Permeability across the endothelial cell monolayer was measured by using type I collagen-coated transwell units (6.5 mm diameter, 8 µm-pore-size PET filter, BD Falcon, NJ). HMEC-1 or HMEC-1 A5 expressing cells plated at 2 x 105 cells in each well were cultured for two days before the experiments and serum starved in Fibroblast Basal Media (FBM) (Lonza, MD) containing 0.5% BSA ON. Permeability was measured by adding 1 mg of FITC-labeled dextran (molecular weight 70,000)/ml in FBM with 0.5% BSA to the upper chamber and 500 µl FBM to the lower chamber. After incubation for different periods of time, between 30 min and three hrs, 50 µl of the sample from the lower compartment was diluted with 50 µl of PBS and measured for fluorescence at 535 nm when excited at 485 nm with a Wallac Victor Multilabel Counter.
Tumor formation in vivo.
A total of 2.5 x 106 of control or HoxA5 expressing EOMA cells were prepared in DMEM media and loaded into a 1 ml tuberculin syringe.
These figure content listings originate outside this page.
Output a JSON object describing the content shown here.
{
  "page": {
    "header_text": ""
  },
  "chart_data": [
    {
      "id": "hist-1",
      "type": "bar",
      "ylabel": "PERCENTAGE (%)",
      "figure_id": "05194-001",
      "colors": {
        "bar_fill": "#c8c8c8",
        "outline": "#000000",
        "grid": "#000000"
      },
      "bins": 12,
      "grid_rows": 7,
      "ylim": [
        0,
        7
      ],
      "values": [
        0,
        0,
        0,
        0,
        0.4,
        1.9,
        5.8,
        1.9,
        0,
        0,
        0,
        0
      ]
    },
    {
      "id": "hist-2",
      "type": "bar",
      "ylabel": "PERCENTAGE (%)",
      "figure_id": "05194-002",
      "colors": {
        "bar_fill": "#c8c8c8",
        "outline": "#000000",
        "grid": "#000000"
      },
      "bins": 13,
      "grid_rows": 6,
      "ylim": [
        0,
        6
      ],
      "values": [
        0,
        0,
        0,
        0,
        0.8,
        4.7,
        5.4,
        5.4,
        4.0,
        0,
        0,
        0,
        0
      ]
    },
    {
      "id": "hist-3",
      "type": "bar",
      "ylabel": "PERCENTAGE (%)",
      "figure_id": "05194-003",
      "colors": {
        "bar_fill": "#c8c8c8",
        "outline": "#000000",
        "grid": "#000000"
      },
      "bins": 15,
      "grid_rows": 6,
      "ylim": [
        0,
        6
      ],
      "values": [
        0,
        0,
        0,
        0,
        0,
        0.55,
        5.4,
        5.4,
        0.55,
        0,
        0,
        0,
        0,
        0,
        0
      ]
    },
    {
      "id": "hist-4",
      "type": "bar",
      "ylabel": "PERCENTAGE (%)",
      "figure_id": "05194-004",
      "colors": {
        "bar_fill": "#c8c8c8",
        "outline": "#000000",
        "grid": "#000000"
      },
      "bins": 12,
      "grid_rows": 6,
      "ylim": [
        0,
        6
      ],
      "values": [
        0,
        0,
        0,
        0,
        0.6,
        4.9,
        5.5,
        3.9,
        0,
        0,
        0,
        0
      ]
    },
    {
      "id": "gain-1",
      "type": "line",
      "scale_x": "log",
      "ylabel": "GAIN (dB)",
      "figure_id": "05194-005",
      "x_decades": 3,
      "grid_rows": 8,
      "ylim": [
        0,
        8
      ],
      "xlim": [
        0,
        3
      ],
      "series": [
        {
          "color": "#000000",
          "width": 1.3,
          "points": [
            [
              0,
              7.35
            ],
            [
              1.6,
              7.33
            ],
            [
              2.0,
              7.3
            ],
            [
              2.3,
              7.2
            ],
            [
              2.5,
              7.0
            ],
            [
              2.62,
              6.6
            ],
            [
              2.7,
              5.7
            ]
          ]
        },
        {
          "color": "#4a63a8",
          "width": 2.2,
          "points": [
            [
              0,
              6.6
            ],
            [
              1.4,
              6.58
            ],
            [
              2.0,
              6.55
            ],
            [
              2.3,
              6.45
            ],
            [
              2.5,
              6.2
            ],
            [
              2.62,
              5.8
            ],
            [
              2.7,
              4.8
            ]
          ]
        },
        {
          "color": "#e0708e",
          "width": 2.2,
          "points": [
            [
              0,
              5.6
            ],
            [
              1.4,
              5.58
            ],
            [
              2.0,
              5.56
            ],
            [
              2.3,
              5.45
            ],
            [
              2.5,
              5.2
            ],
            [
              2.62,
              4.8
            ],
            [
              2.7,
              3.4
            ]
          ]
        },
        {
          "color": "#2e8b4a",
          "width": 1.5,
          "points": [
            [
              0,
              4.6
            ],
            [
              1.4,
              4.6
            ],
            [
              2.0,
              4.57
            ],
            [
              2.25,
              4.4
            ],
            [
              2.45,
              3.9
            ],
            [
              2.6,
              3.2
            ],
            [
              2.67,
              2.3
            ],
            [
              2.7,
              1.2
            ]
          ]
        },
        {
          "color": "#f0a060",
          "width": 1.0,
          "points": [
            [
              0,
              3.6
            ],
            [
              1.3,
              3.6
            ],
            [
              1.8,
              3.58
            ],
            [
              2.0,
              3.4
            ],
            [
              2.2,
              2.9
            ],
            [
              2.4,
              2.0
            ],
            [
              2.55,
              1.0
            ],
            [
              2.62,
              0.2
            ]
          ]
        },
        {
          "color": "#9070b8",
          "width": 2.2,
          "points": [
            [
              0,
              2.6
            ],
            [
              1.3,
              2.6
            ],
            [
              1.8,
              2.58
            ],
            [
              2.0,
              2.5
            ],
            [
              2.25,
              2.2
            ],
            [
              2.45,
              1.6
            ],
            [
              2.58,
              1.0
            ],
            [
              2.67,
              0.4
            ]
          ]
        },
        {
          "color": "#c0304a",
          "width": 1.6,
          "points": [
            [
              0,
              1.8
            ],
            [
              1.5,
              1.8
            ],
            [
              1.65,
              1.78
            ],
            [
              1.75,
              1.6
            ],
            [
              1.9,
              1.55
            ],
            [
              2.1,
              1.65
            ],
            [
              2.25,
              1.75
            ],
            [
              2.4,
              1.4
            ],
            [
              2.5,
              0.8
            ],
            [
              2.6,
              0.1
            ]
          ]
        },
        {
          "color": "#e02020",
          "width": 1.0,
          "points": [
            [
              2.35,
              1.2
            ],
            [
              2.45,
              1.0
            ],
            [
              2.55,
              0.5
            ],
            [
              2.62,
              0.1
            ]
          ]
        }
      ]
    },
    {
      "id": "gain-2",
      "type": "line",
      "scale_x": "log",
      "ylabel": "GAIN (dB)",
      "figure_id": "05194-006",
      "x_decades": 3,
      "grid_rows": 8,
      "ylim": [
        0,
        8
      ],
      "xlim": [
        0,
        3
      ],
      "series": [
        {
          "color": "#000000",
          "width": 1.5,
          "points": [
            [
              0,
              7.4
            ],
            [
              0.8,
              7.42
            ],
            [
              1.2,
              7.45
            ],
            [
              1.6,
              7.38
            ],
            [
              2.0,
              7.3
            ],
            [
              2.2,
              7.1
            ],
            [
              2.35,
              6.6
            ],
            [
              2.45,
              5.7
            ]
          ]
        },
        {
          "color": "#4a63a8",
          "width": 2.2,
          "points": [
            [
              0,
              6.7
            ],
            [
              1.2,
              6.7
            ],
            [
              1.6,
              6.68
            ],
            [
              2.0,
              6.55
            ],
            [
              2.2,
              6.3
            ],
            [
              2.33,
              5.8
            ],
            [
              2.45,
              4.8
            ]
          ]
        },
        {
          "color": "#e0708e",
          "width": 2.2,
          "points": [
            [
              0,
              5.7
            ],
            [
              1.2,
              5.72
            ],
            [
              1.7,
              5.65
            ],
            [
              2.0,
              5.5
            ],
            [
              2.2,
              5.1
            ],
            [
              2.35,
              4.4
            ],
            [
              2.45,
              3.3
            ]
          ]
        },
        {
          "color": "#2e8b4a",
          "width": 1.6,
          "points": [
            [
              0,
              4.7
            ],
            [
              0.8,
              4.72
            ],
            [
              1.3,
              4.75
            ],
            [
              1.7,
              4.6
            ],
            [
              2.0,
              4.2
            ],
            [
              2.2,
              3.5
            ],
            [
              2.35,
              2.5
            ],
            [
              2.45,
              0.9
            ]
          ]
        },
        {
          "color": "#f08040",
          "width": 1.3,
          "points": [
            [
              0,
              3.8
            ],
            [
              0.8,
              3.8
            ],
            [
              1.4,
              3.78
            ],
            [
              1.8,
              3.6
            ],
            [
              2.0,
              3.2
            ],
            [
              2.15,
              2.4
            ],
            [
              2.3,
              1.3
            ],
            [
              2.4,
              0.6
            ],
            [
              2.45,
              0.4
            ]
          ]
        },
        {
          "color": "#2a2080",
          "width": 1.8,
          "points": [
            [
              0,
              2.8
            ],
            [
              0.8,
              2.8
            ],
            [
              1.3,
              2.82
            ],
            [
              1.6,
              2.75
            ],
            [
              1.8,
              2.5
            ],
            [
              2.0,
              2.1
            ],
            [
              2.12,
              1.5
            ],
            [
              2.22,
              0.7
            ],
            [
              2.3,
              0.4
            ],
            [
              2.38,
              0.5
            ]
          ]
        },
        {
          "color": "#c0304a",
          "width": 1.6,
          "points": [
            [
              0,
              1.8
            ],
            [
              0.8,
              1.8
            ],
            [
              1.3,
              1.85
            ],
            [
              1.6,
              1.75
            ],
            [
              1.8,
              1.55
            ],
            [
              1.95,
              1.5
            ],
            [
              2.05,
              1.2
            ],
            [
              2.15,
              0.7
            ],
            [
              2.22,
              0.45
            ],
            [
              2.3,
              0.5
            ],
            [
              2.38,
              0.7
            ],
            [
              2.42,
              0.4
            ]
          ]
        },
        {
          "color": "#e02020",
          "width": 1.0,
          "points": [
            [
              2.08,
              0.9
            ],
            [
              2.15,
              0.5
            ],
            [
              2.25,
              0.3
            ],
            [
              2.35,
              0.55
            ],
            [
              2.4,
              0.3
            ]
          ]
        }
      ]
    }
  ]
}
Cells were injected subcutaneously in the dorsal midline region of nude mice (n = 6 mice/group) (The Jackson Laboratory, Bar Harbor, ME). All mice were euthanized at seven days post-injection and tumor tissue harvested by snap-freezing in liquid nitrogen.
In all experiments statistical analysis was performed using Student's t distribution with significance reported when p < 0.05.